We have used experimental economics to examine how intrinsic and extrinsic motivations might interact. We created a scenario in which people had to trade-off narrow self interest against the public good. The optimal outcome for the group occurs if everyone contributes to the public good; however each individual has an incentive to free ride – by not contributing they increase their private income, but at a greater cost to the group. This reflects the dilemmas faced by many decision makers.

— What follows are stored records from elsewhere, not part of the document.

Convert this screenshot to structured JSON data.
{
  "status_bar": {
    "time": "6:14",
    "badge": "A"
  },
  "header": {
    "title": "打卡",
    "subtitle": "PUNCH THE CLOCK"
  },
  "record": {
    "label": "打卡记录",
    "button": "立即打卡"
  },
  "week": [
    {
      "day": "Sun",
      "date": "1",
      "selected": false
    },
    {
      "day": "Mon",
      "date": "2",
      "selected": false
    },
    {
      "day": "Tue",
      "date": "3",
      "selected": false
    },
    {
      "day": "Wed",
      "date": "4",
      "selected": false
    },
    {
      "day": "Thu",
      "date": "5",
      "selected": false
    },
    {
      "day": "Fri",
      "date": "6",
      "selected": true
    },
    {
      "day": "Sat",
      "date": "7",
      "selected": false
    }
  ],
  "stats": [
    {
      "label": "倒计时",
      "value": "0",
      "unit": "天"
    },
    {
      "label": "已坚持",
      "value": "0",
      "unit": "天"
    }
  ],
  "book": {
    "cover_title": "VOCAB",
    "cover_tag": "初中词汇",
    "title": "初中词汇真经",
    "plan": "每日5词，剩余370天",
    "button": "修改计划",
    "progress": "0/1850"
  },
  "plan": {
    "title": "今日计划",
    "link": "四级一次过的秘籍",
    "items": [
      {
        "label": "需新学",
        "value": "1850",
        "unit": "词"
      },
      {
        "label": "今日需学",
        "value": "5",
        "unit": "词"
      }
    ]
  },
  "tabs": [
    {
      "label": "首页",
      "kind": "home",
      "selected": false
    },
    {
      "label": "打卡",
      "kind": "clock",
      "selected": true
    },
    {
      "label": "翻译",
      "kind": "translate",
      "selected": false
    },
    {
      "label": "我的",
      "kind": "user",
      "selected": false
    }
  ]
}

For instance in a salinity threatened area, a farmer may benefit the group (i.e. all farmers in that area) by reducing irrigation, but at a personal cost in terms of foregone production.
In our experimental scenario, we found that many people were prepared to make voluntary contributions to the public good, even though it was costly for them to do so. There was much variation among individuals – some made large contributions, some less and some contributed nothing. Introducing a regulation specifying a minimum level of contribution led, unsurprisingly, to an increase in total contributions. However if that regulation was subsequently revoked, contributions declined sharply, and were significantly below the levels seen before the regulation was introduced. One explanation for this is that being regulated has crowded out some people’s intrinsic motivations to contribute.